If you’d been here for it we would have shared, but these are the times we live in, where we enjoyed that delicious meal just off camera of a video chat. But we could at least tell people about how good it tasted, and how she did a great job with the preparation and I did a pretty decent job clicking that link and exploring the recipe anyway.

All of it was delicious.

We also had a nice chilly bike ride this weekend.

That’s toward the end, where I notice from some great distance behind that she’s reaching for her phone and I have to try really hard to catch up. It’s a big ask, most rides. She’s very fast, even when’s soft-pedaling for a photo, as she was there.


4
Dec 20

The week with bad titles, part five

Today, a bit of wabi-sabi.

That’s a deck post. And wabi-sabi, Wikipedia tells you, is:

In traditional Japanese aesthetics, wabi-sabi is a world view centered on the acceptance of transience and imperfection. The aesthetic is sometimes described as one of appreciating beauty that is “imperfect, impermanent, and incomplete” in nature.

Characteristics of wabi-sabi aesthetics and principles include asymmetry, roughness, simplicity, economy, austerity, modesty, intimacy, and the appreciation of both natural objects and the forces of nature.

I’ve written about this here before, about keeping some of the wear and tear in a house as artifacts of previous owners. Long ago we cleaned up the markings that noted all the kids that used to live in this house. We’ll get the rest of this place painted one day, when we feel we can safely get painters in. There are two or three bigger gouges that I’d like to correct, but there are nicks in some places which I want to keep. It’s part of the story of the place.

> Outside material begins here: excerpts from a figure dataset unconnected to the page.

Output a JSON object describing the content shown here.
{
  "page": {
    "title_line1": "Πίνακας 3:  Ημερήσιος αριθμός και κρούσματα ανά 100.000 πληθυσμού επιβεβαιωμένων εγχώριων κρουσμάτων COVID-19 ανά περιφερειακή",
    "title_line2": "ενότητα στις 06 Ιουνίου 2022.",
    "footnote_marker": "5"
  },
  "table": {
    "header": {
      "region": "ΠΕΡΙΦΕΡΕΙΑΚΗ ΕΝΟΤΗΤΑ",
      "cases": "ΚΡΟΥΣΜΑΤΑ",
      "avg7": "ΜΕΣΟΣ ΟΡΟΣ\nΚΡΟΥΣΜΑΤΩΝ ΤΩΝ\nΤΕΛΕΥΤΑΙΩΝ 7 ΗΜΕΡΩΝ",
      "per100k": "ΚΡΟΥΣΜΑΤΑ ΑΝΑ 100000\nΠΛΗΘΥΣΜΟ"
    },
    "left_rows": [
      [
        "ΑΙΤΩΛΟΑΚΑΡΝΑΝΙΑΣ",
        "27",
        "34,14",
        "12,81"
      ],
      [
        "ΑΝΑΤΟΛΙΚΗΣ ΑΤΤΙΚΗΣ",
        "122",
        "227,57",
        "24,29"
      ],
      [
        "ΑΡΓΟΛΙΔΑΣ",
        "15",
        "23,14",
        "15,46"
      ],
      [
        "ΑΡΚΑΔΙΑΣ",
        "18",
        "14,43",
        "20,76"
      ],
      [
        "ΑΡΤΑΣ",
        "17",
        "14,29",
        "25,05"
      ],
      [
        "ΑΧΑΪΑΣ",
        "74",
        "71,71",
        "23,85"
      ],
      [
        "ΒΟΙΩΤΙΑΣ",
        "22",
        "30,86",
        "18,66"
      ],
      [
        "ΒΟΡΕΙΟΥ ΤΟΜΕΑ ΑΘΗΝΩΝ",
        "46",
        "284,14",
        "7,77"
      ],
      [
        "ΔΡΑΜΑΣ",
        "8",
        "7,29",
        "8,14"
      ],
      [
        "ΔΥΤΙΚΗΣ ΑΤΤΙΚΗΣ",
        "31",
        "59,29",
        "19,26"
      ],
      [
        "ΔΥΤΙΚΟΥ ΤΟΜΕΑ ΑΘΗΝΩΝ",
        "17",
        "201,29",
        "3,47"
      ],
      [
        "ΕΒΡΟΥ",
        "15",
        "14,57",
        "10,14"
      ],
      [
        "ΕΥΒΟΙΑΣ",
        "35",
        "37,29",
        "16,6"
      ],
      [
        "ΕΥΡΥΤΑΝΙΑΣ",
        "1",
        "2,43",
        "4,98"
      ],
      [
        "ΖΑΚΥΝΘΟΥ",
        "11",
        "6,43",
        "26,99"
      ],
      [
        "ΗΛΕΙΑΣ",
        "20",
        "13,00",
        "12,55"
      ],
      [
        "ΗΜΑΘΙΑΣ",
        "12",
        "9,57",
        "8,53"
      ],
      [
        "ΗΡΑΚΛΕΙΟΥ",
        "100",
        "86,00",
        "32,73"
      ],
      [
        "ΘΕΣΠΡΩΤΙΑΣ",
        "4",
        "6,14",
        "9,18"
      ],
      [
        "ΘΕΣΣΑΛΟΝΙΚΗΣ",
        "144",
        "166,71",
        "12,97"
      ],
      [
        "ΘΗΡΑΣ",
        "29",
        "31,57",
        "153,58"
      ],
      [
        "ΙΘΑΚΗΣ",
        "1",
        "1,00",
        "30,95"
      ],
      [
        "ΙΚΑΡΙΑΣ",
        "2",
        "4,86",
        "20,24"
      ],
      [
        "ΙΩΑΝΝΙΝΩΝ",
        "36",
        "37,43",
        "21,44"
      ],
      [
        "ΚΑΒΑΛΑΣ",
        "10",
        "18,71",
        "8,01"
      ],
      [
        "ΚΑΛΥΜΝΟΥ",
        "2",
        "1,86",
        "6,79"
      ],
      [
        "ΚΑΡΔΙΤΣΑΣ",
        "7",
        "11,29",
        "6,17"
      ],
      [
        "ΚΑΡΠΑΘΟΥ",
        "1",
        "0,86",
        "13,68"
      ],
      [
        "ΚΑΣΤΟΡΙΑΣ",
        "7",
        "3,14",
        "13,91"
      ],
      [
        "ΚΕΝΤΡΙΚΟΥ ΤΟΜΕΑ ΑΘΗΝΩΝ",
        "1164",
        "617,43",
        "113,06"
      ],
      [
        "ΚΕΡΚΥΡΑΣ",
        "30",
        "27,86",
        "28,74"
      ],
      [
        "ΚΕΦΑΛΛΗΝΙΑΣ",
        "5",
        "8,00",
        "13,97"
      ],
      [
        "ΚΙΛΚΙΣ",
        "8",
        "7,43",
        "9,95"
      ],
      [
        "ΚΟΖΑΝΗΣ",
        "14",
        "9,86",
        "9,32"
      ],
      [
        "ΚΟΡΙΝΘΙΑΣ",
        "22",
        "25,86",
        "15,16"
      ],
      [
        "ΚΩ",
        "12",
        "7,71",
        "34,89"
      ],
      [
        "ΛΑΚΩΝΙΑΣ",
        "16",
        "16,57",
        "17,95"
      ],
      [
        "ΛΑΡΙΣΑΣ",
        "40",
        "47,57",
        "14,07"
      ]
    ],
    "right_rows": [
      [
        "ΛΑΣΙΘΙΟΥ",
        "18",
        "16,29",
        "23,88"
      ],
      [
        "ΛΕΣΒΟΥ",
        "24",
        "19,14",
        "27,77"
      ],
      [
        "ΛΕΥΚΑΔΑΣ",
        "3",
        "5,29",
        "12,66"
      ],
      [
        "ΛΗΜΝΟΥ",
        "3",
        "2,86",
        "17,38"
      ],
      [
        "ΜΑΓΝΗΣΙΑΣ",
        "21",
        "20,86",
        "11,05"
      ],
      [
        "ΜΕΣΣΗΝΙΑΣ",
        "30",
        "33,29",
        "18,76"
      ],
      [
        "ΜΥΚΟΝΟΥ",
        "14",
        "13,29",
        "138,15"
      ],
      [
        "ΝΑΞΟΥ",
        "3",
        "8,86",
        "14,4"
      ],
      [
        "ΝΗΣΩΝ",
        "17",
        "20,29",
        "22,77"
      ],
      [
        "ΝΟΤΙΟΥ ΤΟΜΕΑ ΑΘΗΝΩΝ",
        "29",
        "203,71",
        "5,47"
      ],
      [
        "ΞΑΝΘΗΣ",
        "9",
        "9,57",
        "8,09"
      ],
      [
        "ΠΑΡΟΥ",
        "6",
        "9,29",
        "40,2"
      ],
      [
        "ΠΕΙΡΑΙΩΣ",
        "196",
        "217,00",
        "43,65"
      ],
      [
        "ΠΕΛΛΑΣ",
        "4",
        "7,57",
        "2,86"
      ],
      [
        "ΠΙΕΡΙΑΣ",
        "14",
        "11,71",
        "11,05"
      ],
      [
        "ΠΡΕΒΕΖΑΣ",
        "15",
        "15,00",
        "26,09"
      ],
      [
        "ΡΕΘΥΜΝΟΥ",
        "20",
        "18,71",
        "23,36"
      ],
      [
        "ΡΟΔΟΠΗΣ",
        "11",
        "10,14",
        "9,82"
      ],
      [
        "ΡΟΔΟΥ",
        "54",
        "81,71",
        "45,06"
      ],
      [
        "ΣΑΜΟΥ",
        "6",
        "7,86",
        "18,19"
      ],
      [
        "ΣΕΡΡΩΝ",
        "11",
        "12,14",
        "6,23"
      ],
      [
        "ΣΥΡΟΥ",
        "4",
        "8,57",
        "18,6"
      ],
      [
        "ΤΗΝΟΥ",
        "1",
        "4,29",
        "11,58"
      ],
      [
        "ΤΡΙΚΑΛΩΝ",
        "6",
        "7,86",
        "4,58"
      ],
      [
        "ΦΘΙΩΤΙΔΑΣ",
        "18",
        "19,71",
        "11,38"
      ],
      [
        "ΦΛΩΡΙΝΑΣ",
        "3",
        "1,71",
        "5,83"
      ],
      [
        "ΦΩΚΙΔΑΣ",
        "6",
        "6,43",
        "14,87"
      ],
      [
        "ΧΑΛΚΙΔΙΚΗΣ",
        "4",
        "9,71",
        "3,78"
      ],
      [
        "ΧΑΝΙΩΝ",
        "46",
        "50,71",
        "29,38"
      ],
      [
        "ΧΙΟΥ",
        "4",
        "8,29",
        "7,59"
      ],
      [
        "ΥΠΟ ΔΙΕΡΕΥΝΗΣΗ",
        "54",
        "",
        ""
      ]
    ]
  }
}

It’s all small and cosmetic, but keeping one or two things here or there might let you imagine the children playing here, the joy their family had, the lives they were living here. Oh, sure, those little corners of molding at the foot of a few doors, that’s from furniture moving in or out, or a zealous vacuuming session. The one place on the windowsill in one of the bedrooms, I have no idea what that was, but I want to hear the story, a story I’ll never know, and I hope it’s better than “We were moving out with our hops and dreams and clipped it with a dresser.” Some of these other marks might be from imaginary gun fights or adventurous car races or a time a grandmother — three generations lived here, together — just leaned a little too far to the right. Some of those should absolutely stay.

I bet those kids had a lot of fun on the deck out back. It’s held up by that post pictured above. And that post isn’t just a post. It could be a base for hide-and-seek or part of a doorway to the yard and the woods and the creek beyond. That big tall chunk of wood could have been anything.

And, to a kid, the imperfect and impermanent might be just the opposite.

Plus, you’ve got an entire national concept behind it. And, with wabi-sabi, you don’t have to replace things quite so often.